Silence, Inaction and Doubt as Forms of Betrayal?

In addition to Peter’s denials and the disciples fleeing, the wider circle of Jesus’ followers is also depicted as silent, inactive, or doubtful after his arrest:

  • No disciples speak up in Jesus’ defense when he was on trial before the Sanhedrin or Pilate.
  • No disciples try and prevent his crucifixion, or comfort him on the cross.
  • Some disciples like Thomas doubted the news of his resurrection (John 20:24-25).

Their silence, inaction, and disbelief could be seen as forms of betrayal or failure. Despite their earlier faith in Jesus, his unexpected arrest and crucifixion caused most of his disciples to falter. Only John is mentioned as being present at the crucifixion.

On the other hand, the disciples had good reason to fear also being arrested or killed by the authorities. Their actions after Jesus’ arrest highlights the difference between Jesus and his followers – while the disciples acted out of human weakness and self-preservation, Jesus willingly surrendered his life out of obedience to the Father.

Judas’ Motivations and the Meaning of His Betrayal

Theories on Why Judas Betrayed Jesus

There are several theories that aim to explain why Judas betrayed Jesus, including:

  • He was greedy for money – Some believe he betrayed Jesus for the 30 pieces of silver he was paid by the chief priests (Matthew 26:14-16).
  • He was forcing Jesus’ hand – Others theorize Judas was trying to force Jesus to act against the Roman occupiers and establish his kingdom on earth by betraying him to the authorities.
  • He lost faith in Jesus – Another idea is that Judas lost faith in Jesus as the Messiah when he realized Jesus wasn’t going to overthrow Roman rule.

Ultimately, the Bible gives little insight into Judas’ motivations, so his reasons are still debated by scholars today.

Christian Interpretations of Judas’ Role

Throughout history, Christians have had varying interpretations of Judas’ betrayal and what role it played in salvation:

  • Betrayal was necessary – Some believe Judas’ betrayal was foreordained by God and necessary to facilitate Jesus’ crucifixion and resurrection for humankind’s salvation.
  • Judas is the embodiment of evil – Others depict Judas as the quintessential personification of evil, greed, and deception.
  • Judas regretted his actions – Some scripts suggest Judas regretted his betrayal, attempted to return the silver, and committed suicide out of remorse.
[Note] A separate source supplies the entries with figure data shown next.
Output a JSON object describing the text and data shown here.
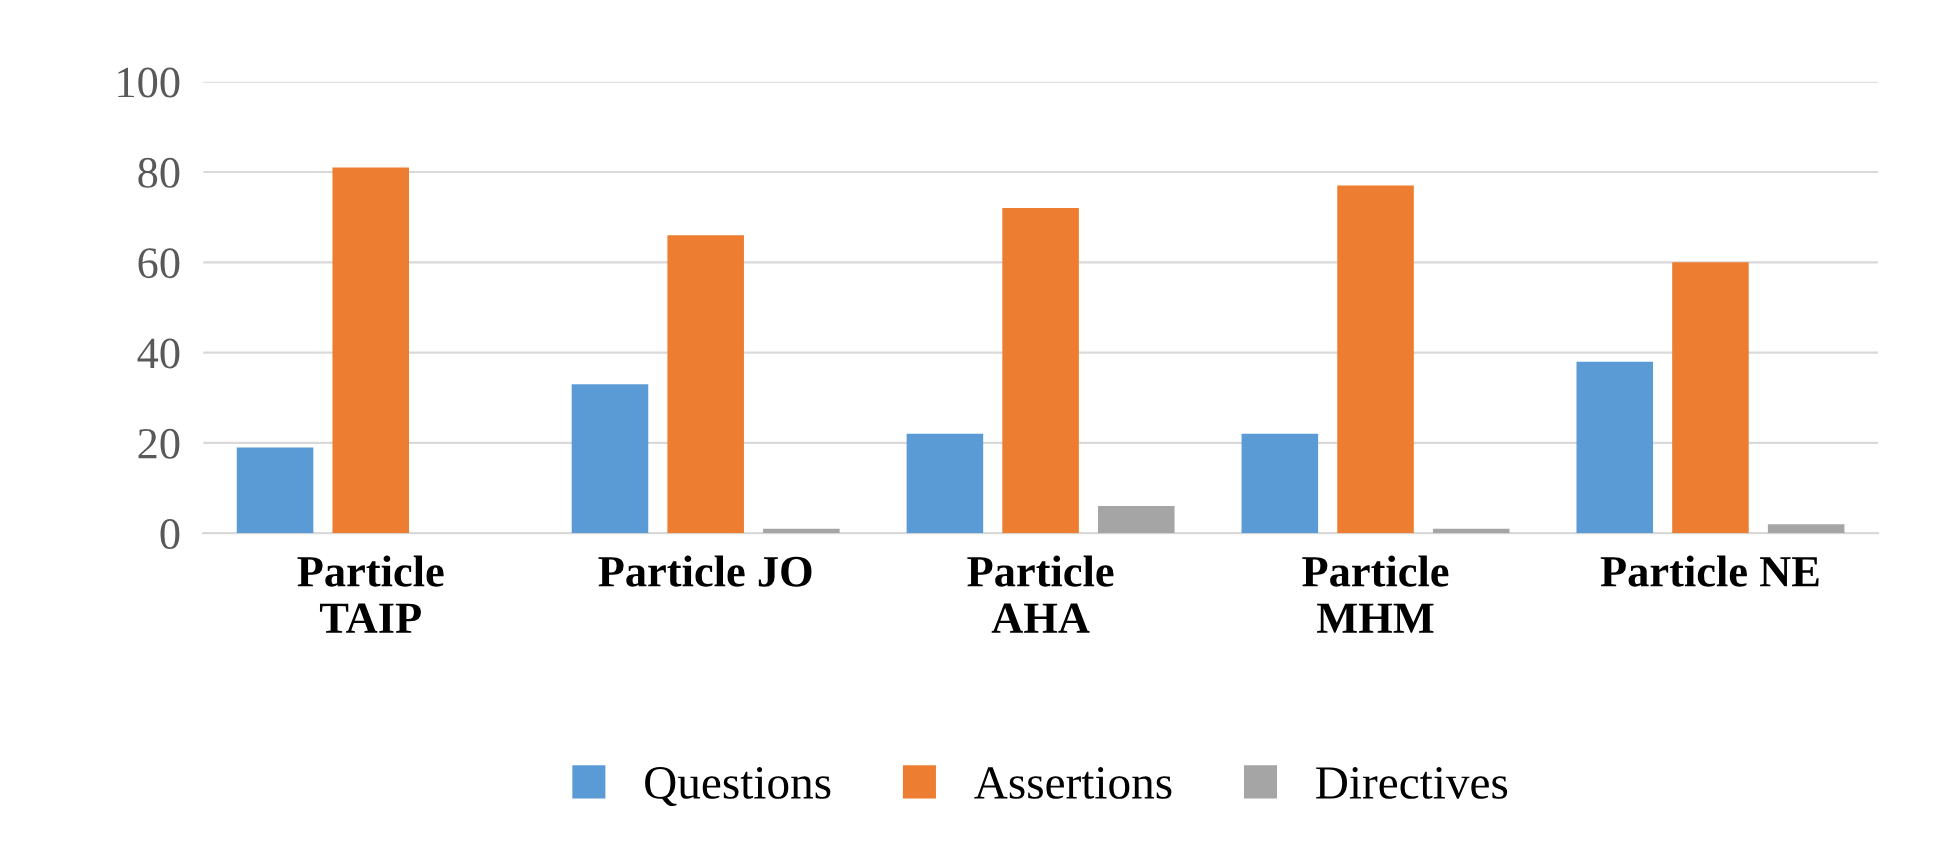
{
  "chart_data": {
    "type": "bar",
    "categories": [
      "Particle\nTAIP",
      "Particle JO",
      "Particle\nAHA",
      "Particle\nMHM",
      "Particle NE"
    ],
    "series": [
      {
        "name": "Questions",
        "color": "#5b9bd5",
        "values": [
          19,
          33,
          22,
          22,
          38
        ]
      },
      {
        "name": "Assertions",
        "color": "#ed7d31",
        "values": [
          81,
          66,
          72,
          77,
          60
        ]
      },
      {
        "name": "Directives",
        "color": "#a5a5a5",
        "values": [
          0,
          1,
          6,
          1,
          2
        ]
      }
    ],
    "ylim": [
      0,
      100
    ],
    "yticks": [
      0,
      20,
      40,
      60,
      80,
      100
    ],
    "grid": "y",
    "legend": "bottom"
  }
}
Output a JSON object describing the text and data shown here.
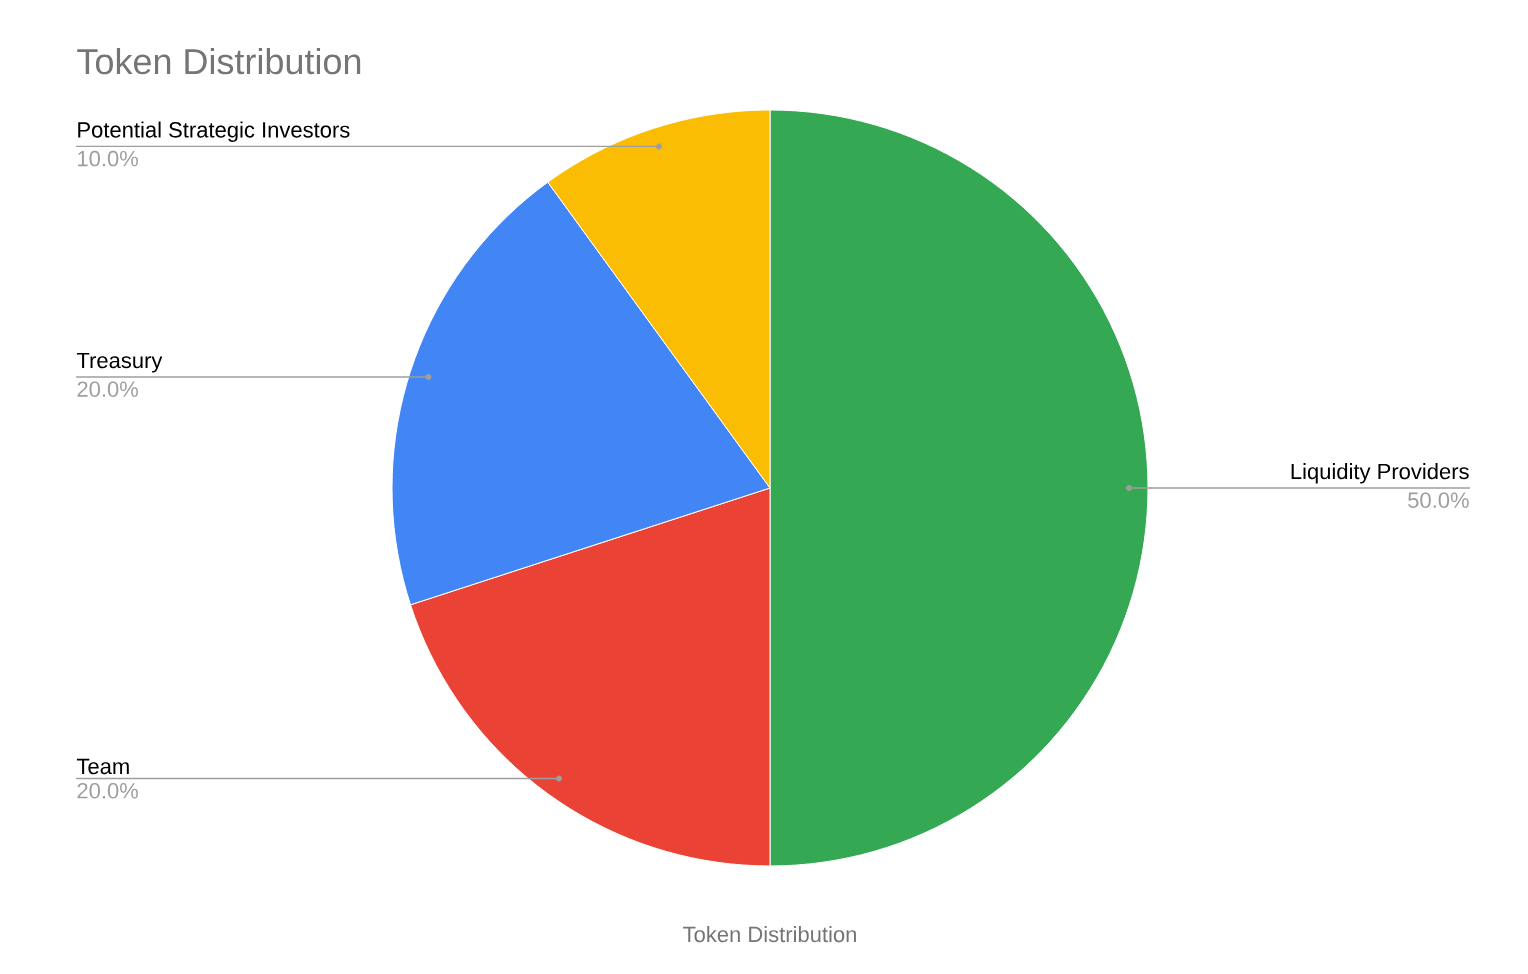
{
  "chart_data": {
    "type": "pie",
    "title": "Token Distribution",
    "xlabel": "Token Distribution",
    "categories": [
      "Liquidity Providers",
      "Team",
      "Treasury",
      "Potential Strategic Investors"
    ],
    "values": [
      50,
      20,
      20,
      10
    ],
    "colors": [
      "#34a853",
      "#ea4335",
      "#4285f4",
      "#fbbc04"
    ],
    "value_labels": [
      "50.0%",
      "20.0%",
      "20.0%",
      "10.0%"
    ]
  }
}
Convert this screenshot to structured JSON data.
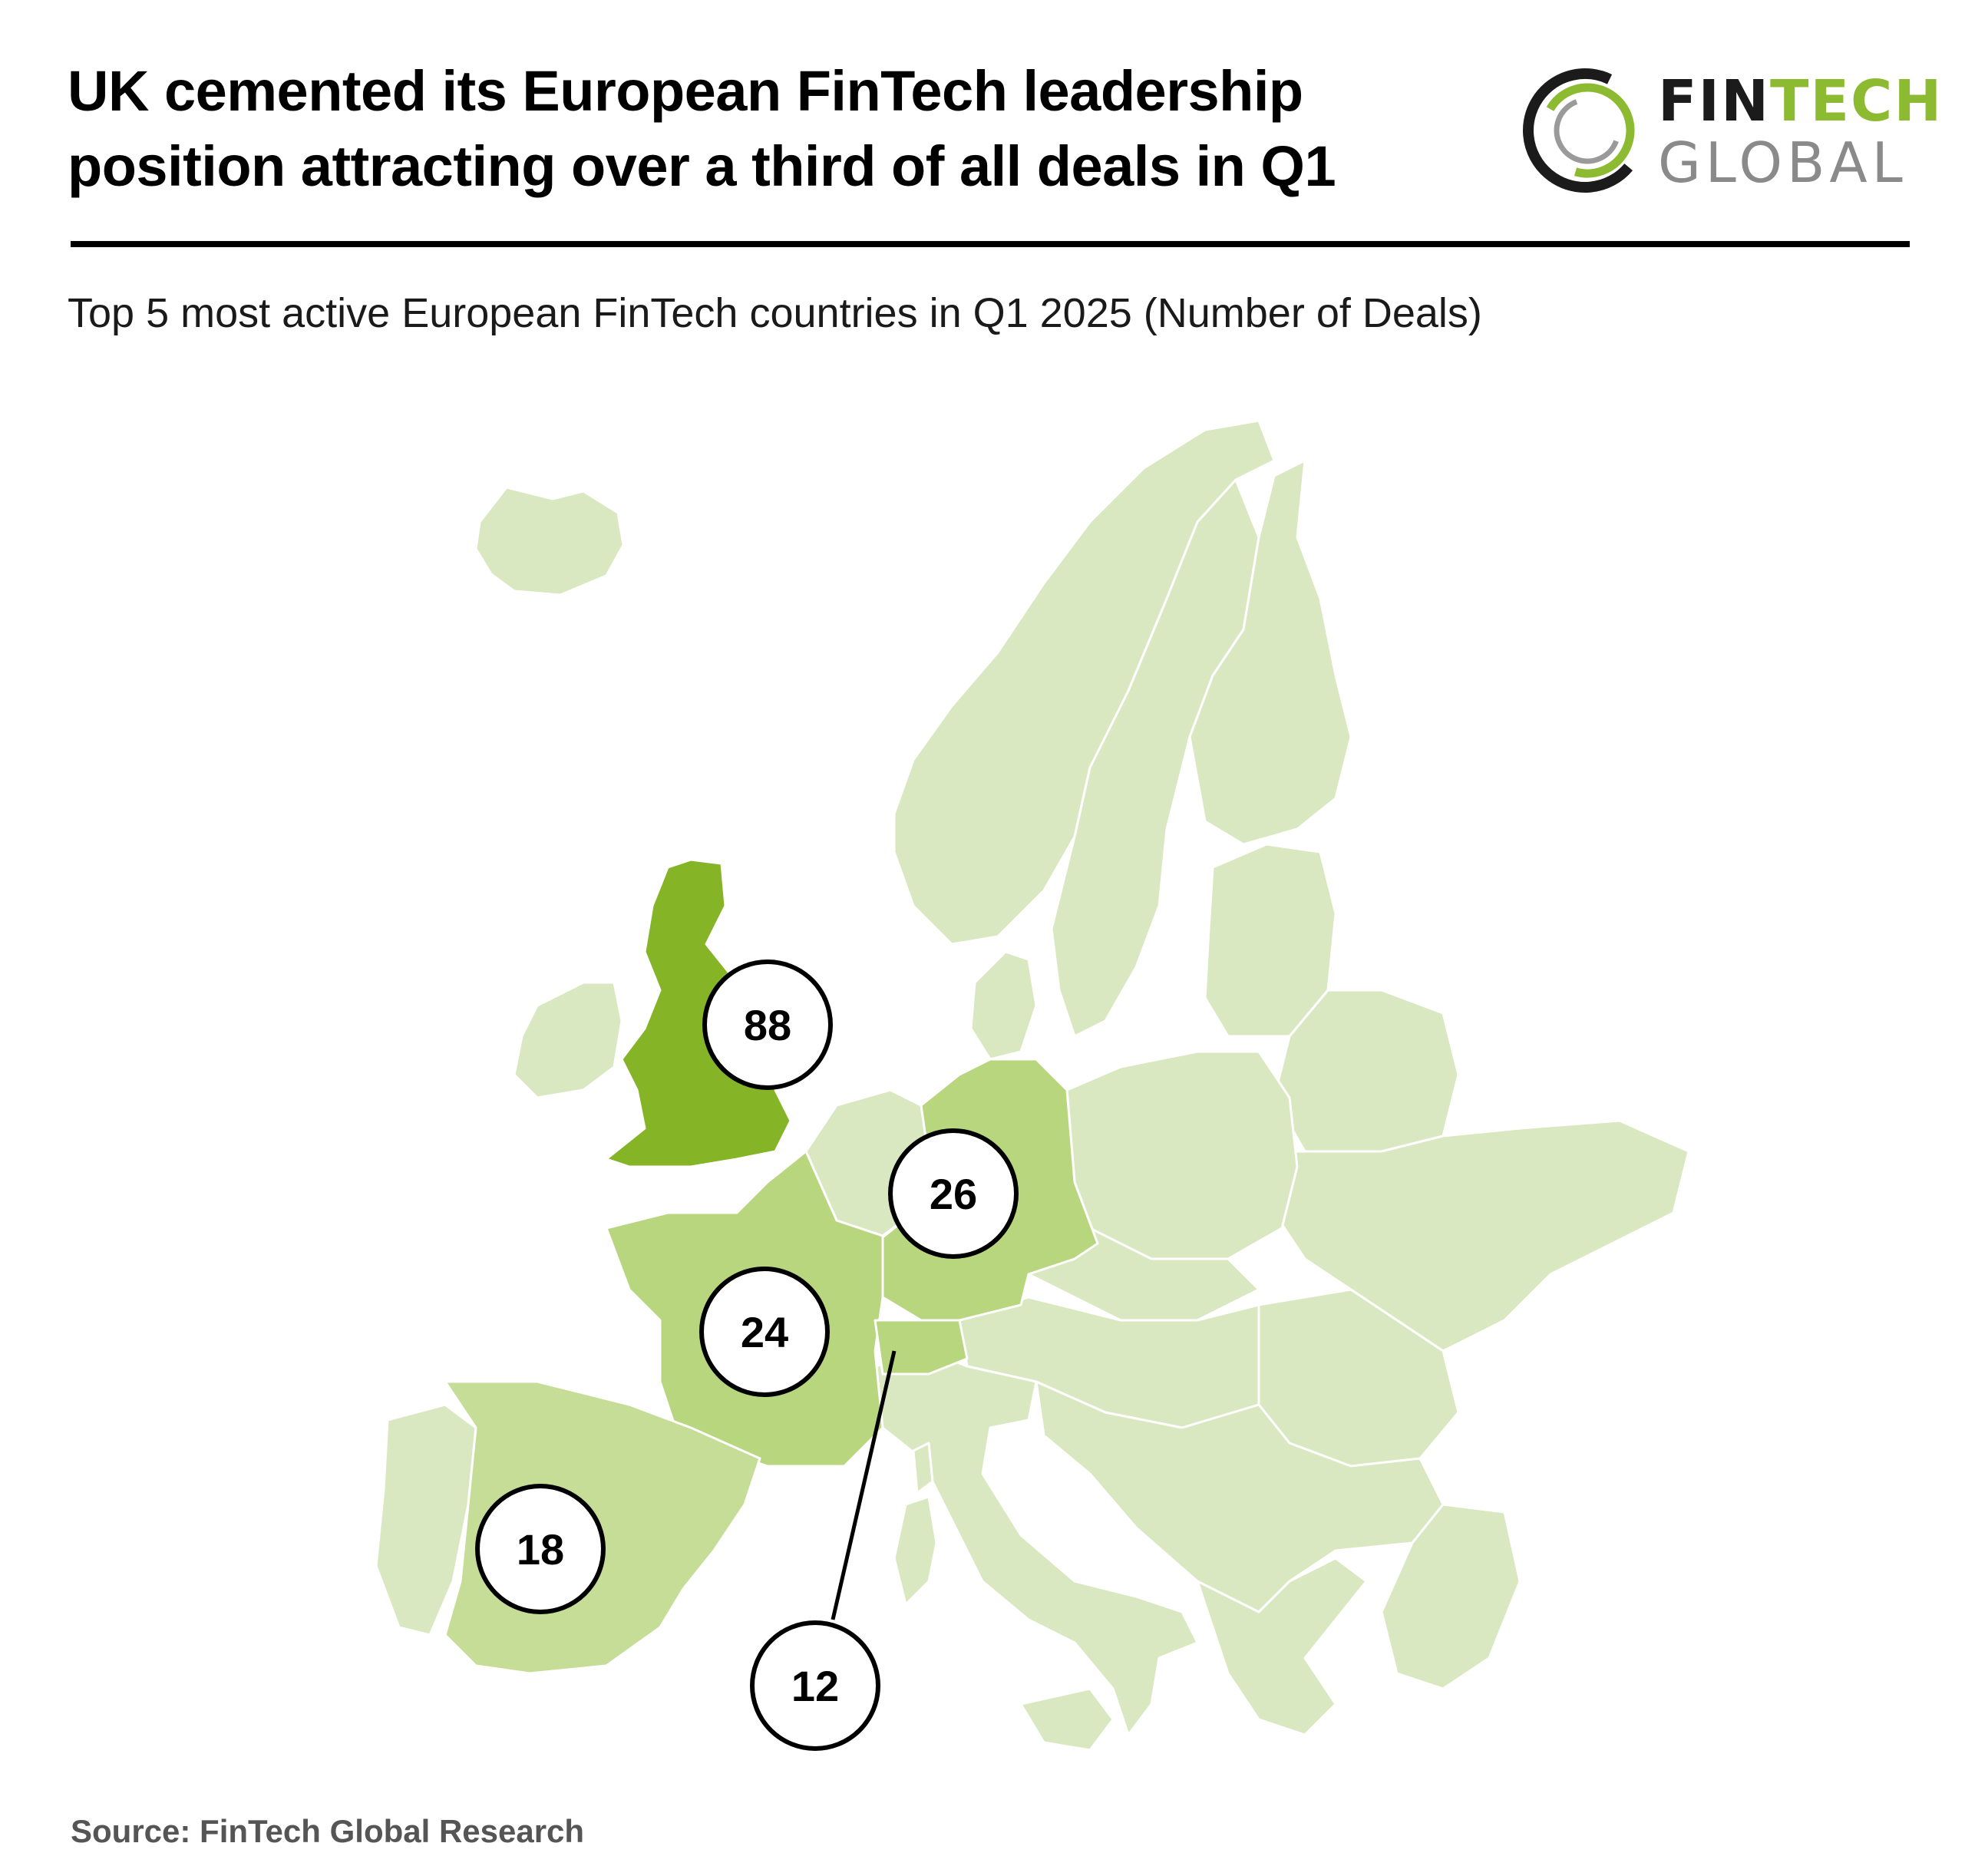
{
  "header": {
    "title_line1": "UK cemented its European FinTech leadership",
    "title_line2": "position attracting over a third of all deals in Q1",
    "subtitle": "Top 5 most active European FinTech countries in Q1 2025 (Number of Deals)"
  },
  "logo": {
    "word_fin": "FIN",
    "word_tech": "TECH",
    "word_global": "GLOBAL",
    "icon": "ring-logo-icon"
  },
  "colors": {
    "uk": "#85b527",
    "top5": "#b7d67e",
    "other": "#d9e8c0",
    "border": "#ffffff",
    "logo_green": "#8cba31"
  },
  "map_data": {
    "type": "choropleth",
    "metric": "Number of Deals",
    "countries": [
      {
        "name": "UK",
        "value": 88
      },
      {
        "name": "Germany",
        "value": 26
      },
      {
        "name": "France",
        "value": 24
      },
      {
        "name": "Spain",
        "value": 18
      },
      {
        "name": "Switzerland",
        "value": 12
      }
    ]
  },
  "footer": {
    "source": "Source: FinTech Global Research"
  }
}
While Judas is almost universally reviled for his betrayal, there is no consensus within Christianity on the implications of his actions with regards to free will, predestination, damnation, and redemption.

Judas’ Enduring Legacy as History’s Most Infamous Betrayer

Judas’ betrayal of Jesus led to his enduring legacy as one of history’s most infamous traitors. Some key reasons why Judas’ name has become synonymous with ideas of deceit and treachery include:

Betrayal of an innocent man Judas helped arrange Jesus’ arrest and crucifixion despite his innocence. This injustice amplifies Judas’ villainous deception in the eyes of history.
Close relationship with victim As one of Jesus’ 12 disciples and trusted followers for three years, Judas’ betrayal contradicts expectations of loyalty among close associates.
Central role in pivotal moment By initiating the chain of events leading to Jesus’ death, Judas played an instrumental part in a crucial moment that shapes biblical history.
Enrichment from victim’s demise By profiting from his betrayal with 30 silver coins, Judas gained financially from Jesus’ arrest, adding a layer of greedy self-interest.

The fame of Jesus himself also compounds attention on Judas’ infamous deed. Overall, these factors explain why Judas remains fixed in history as the ultimate betrayer.


While Judas Iscariot is the only disciple clearly identified in the Bible as betraying Jesus directly, the messier reality is that Jesus’ closest followers responded to his arrest with fear, doubt, and even denial of their affiliation to him.

Judas played the lead role in handing Jesus over to the authorities, yet the other disciples inadvertently contributed through their actions. The debate continues today over why Judas betrayed his teacher, as Christians struggle to make sense of this heartbreaking story of disloyalty at the very heart of the Passion narrative.